Six boats were employed in the search of the river, traveling up and down seven times. The family offered a $2000 reward for the recovery of the body, which was later raised to $5000. Finally, a few days later, the body of Adolphe Openhym was found. The recovery efforts cost the family, including reward, $9,640.
On Wednesday, April 29, 1903 at 10:00 am funeral services were held in the parlor of No. 352.
Mrs. Openhym and her sons remained in the house. Her husband’s estate, at just under $850,000, afforded her to continue her lifestyle, including her several philanthropies. She was a member of the National Arts Club, Women’s Health Protective, Hebrew Orphan Asylum of the City of New York and the Consumers’ League of New York.
Ardently supportive of health causes, she hosted a meeting of the Managing Committee of the Bloomingdale District Nurse Association here in 1905. The group supplied trained nurses for the very poor in the far upper west side.

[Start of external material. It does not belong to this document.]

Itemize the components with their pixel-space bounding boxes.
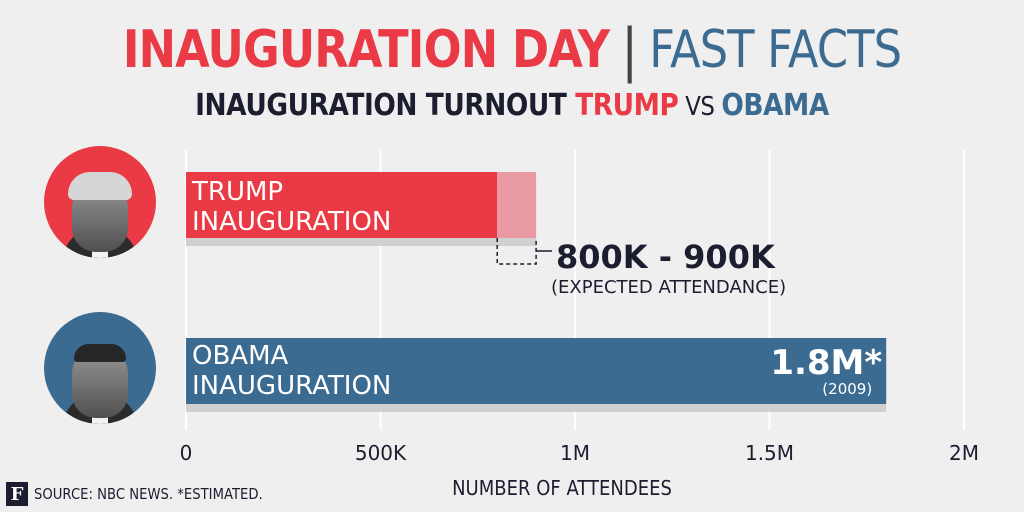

Mrs. Openhym died in 1933 and shortly afterwards Amos Canfield and his wife were living in No. 352. Rosa Murphy Canfield had been private secretary to John D. Rockefeller. The Canfields cautiously updated the house, including installing elevators in 1939. After Amos Canfield’s death in 1939, the house became the residence of young Jesuit priests.

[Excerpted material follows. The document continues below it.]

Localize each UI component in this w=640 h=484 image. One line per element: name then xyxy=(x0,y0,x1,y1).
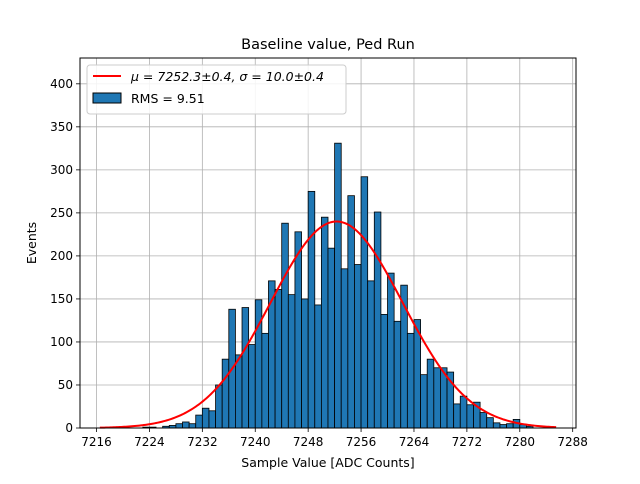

Little was changed with this new use of the structure. On the first floor were the kitchen, reception and lobby. The second floor was used for the dining room and the “chapel lounge,” while above were bedrooms, offices, studies and “servants quarters.”
|The circular sitting room follows the lines of the bowed facade -- photo luxuryrealestate.com|
Almost three decades later, the order sold the house to Alabama native Jim Rogers – the former hedge fund broker who co-founded Quantum Fund and retired at the age of 37. Rogers paid $107,300 for the nearly-untouched vintage property.
Rogers’ investment sense paid off. After moving his family overseas, he sold No. 352 to Helen LaKelly Hunt, daughter of oil magnate H. L. Hunt in October of 2006 for $15.5 million.
With her husband, clinical pastoral counselor Harville Hendrix, Ms. Hunt conducted couples workshops and was a founder of the Sister Fund whose goal is to empower women and girls in all areas – financial, spiritual, political and social.
The pristine property, astonishingly never broken into apartments or disfigured, was put back on the market in 2011 for $61.9 million.